Zum einen beschäftigen wir uns mit dem Thema Mobilität. Wir haben über die Marke Seat Mó ja bereits gesprochen. Zweitens mit Kunden- und Produkterlebnissen. Darunter fallen Konzepte wie unser Tracking-Tool in der Produktion, mit dem der Kunde sein Fahrzeug per QR-Code während der Fertigung verfolgen kann. Und drittens haben wir das Thema Produktion und Logistik ausgewählt, weil wir uns bei Seat in diesen Bereichen sehr gut aufgestellt sehen. Da steuern wir wie gesagt auch für die Digital Production Platform des Konzerns Anwendungen bei.

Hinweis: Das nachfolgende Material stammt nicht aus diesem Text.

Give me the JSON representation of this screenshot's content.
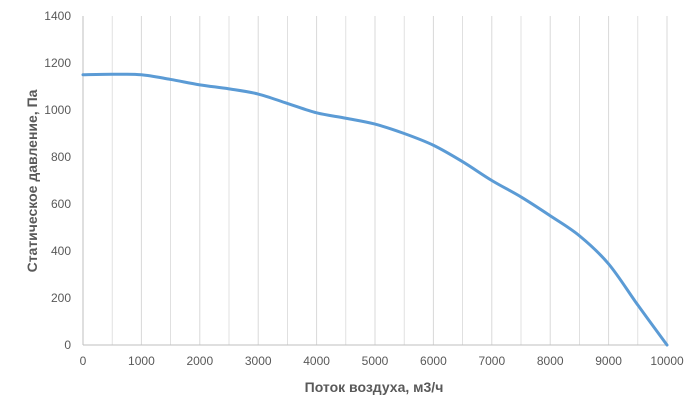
{
  "chart_data": {
    "type": "line",
    "title": "",
    "xlabel": "Поток воздуха, м3/ч",
    "ylabel": "Статическое давление, Па",
    "xlim": [
      0,
      10000
    ],
    "ylim": [
      0,
      1400
    ],
    "x_ticks": [
      0,
      1000,
      2000,
      3000,
      4000,
      5000,
      6000,
      7000,
      8000,
      9000,
      10000
    ],
    "y_ticks": [
      0,
      200,
      400,
      600,
      800,
      1000,
      1200,
      1400
    ],
    "x_tick_labels": [
      "0",
      "1000",
      "2000",
      "3000",
      "4000",
      "5000",
      "6000",
      "7000",
      "8000",
      "9000",
      "10000"
    ],
    "y_tick_labels": [
      "0",
      "200",
      "400",
      "600",
      "800",
      "1000",
      "1200",
      "1400"
    ],
    "grid": "vertical-major-and-minor",
    "legend": "none",
    "line_color": "#5B9BD5",
    "grid_color": "#D9D9D9",
    "series": [
      {
        "x": [
          0,
          500,
          1000,
          1500,
          2000,
          2500,
          3000,
          3500,
          4000,
          4500,
          5000,
          5500,
          6000,
          6500,
          7000,
          7500,
          8000,
          8500,
          9000,
          9500,
          10000
        ],
        "y": [
          1150,
          1152,
          1150,
          1130,
          1107,
          1090,
          1068,
          1028,
          988,
          965,
          940,
          900,
          850,
          780,
          700,
          630,
          550,
          465,
          345,
          170,
          0
        ]
      }
    ]
  }
}
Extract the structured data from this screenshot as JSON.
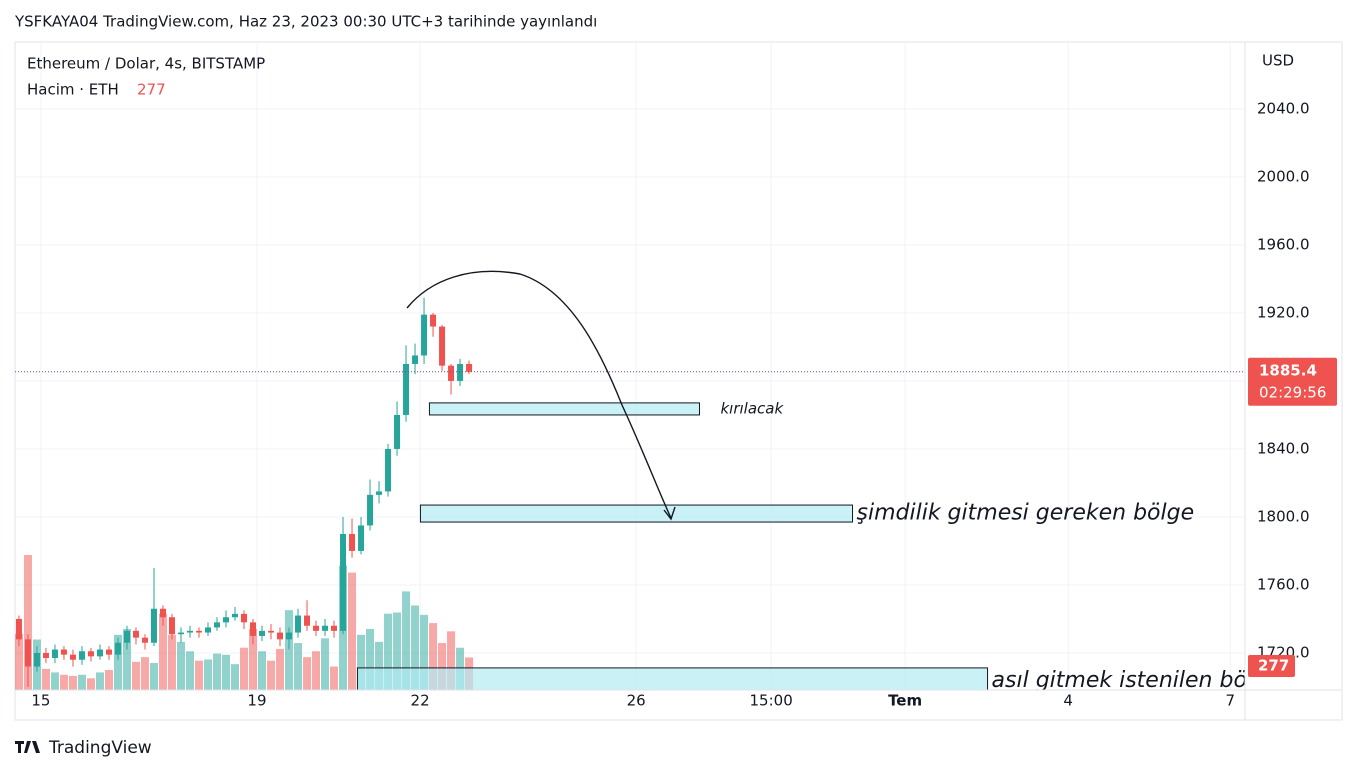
{
  "header": {
    "publisher": "YSFKAYA04 TradingView.com, Haz 23, 2023 00:30 UTC+3 tarihinde yayınlandı"
  },
  "footer": {
    "brand": "TradingView"
  },
  "chart_data": {
    "type": "candlestick",
    "title": "Ethereum / Dolar, 4s, BITSTAMP",
    "volume_label": "Hacim · ETH",
    "currency": "USD",
    "countdown": "02:29:56",
    "up_color": "#26a69a",
    "down_color": "#ef5350",
    "open": [
      1746,
      1740,
      1728,
      1712,
      1720,
      1717,
      1722,
      1719,
      1716,
      1721,
      1718,
      1722,
      1719,
      1726,
      1733,
      1729,
      1726,
      1746,
      1741,
      1731,
      1732,
      1733,
      1732,
      1735,
      1738,
      1741,
      1743,
      1738,
      1730,
      1733,
      1732,
      1728,
      1732,
      1742,
      1736,
      1733,
      1736,
      1733,
      1790,
      1780,
      1795,
      1813,
      1815,
      1840,
      1860,
      1890,
      1895,
      1919,
      1912,
      1889,
      1880,
      1890
    ],
    "close": [
      1740,
      1728,
      1712,
      1720,
      1717,
      1722,
      1719,
      1716,
      1721,
      1718,
      1722,
      1719,
      1726,
      1733,
      1729,
      1726,
      1746,
      1741,
      1731,
      1732,
      1733,
      1732,
      1735,
      1738,
      1741,
      1743,
      1738,
      1730,
      1733,
      1732,
      1728,
      1732,
      1742,
      1736,
      1733,
      1736,
      1733,
      1790,
      1780,
      1795,
      1813,
      1815,
      1840,
      1860,
      1890,
      1895,
      1919,
      1912,
      1889,
      1880,
      1890,
      1885.4
    ],
    "high": [
      1749,
      1742,
      1731,
      1724,
      1723,
      1725,
      1724,
      1722,
      1724,
      1723,
      1725,
      1724,
      1729,
      1736,
      1735,
      1731,
      1770,
      1748,
      1743,
      1735,
      1736,
      1735,
      1738,
      1741,
      1745,
      1747,
      1745,
      1740,
      1736,
      1737,
      1735,
      1735,
      1746,
      1751,
      1739,
      1740,
      1739,
      1800,
      1799,
      1800,
      1822,
      1821,
      1843,
      1868,
      1901,
      1902,
      1929,
      1920,
      1913,
      1890,
      1893,
      1892
    ],
    "low": [
      1735,
      1724,
      1700,
      1709,
      1714,
      1714,
      1716,
      1712,
      1713,
      1715,
      1716,
      1716,
      1716,
      1722,
      1725,
      1722,
      1724,
      1736,
      1728,
      1726,
      1729,
      1729,
      1730,
      1733,
      1735,
      1739,
      1734,
      1725,
      1727,
      1728,
      1724,
      1722,
      1729,
      1733,
      1730,
      1730,
      1729,
      1731,
      1776,
      1778,
      1792,
      1808,
      1812,
      1836,
      1856,
      1884,
      1890,
      1906,
      1886,
      1872,
      1877,
      1884
    ],
    "volume": [
      160,
      480,
      1150,
      430,
      180,
      150,
      130,
      120,
      130,
      100,
      150,
      170,
      470,
      520,
      240,
      280,
      230,
      650,
      470,
      410,
      330,
      250,
      260,
      310,
      300,
      220,
      360,
      520,
      330,
      250,
      350,
      680,
      400,
      280,
      330,
      440,
      200,
      1060,
      1000,
      470,
      520,
      410,
      650,
      660,
      840,
      720,
      640,
      570,
      400,
      500,
      360,
      277
    ],
    "xlim": [
      0.56,
      137.2
    ],
    "xticks": [
      {
        "value": 3.44,
        "label": "15"
      },
      {
        "value": 27.44,
        "label": "19"
      },
      {
        "value": 45.56,
        "label": "22"
      },
      {
        "value": 69.56,
        "label": "26"
      },
      {
        "value": 84.56,
        "label": "15:00"
      },
      {
        "value": 99.44,
        "label": "Tem"
      },
      {
        "value": 117.56,
        "label": "4"
      },
      {
        "value": 135.56,
        "label": "7"
      }
    ],
    "ylim": [
      1698.2,
      2079.4
    ],
    "yticks": [
      {
        "value": 1720,
        "label": "1720.0"
      },
      {
        "value": 1760,
        "label": "1760.0"
      },
      {
        "value": 1800,
        "label": "1800.0"
      },
      {
        "value": 1840,
        "label": "1840.0"
      },
      {
        "value": 1880,
        "label": "1880.0"
      },
      {
        "value": 1920,
        "label": "1920.0"
      },
      {
        "value": 1960,
        "label": "1960.0"
      },
      {
        "value": 2000,
        "label": "2000.0"
      },
      {
        "value": 2040,
        "label": "2040.0"
      }
    ],
    "grid": true,
    "zones": [
      {
        "label": "kırılacak",
        "start": 46.6,
        "end": 76.6,
        "low": 1860,
        "high": 1867.1
      },
      {
        "label": "şimdilik gitmesi gereken bölge",
        "start": 45.6,
        "end": 93.6,
        "low": 1797,
        "high": 1807
      },
      {
        "label": "asıl gitmek istenilen bölge",
        "start": 38.6,
        "end": 108.6,
        "low": 1690,
        "high": 1711.2
      }
    ]
  }
}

Wir versuchen ganz grundsätzlich in Barcelona, die digitalen Bemühungen von Seat, Cupra, aber auch für den ganzen Konzern zu pushen und auch ein Stück weit von dort aus das Mindset im Unternehmen zu verändern. Es gibt noch eine Besonderheit, die wir im Vorstand für das Seat:Code entschieden haben: Wir gehen mit den Produkten auch an den freien Markt.

Zum Schluss möchten wir Sie bitten, den folgenden Satz zu beenden: Die IT von Seat ist dann erfolgreich, wenn ...

… wir mit unseren Mitarbeitern gemeinsam in einem vollagilen Setting spannende digitale Produkte und Services entwickeln und dann auch noch in der Lage sind, diese am freien Markt zu verkaufen und damit ein Prozent zum Unternehmensgewinn von Seat beitragen zu können.

Zur Person:

Sebastian Grams ist seit September 2018 IT-Chef der Volkswagen-Tochter Seat. Seit 2019 sitzt er zudem im Aufsichtsrat der Softwareschmiede Seat:Code. Bevor Grams zu den Spaniern stieß, verbrachte er seine komplette berufliche Karriere bei der Konzernschwester Audi in verschiedenen Positionen in der Entwicklung und IT. Im Jahr 2000 startete Sebastian Grams ein duales Studium in der Fachrichtung Maschinenbau in der Audi AG. Seine akademische Laufbahn setzte er mit einem weiteren Studium im Bereich Maschinenbau und letztlich der Promotion am Karlsruher Institut für Technologie (KIT) neben seinem Job fort.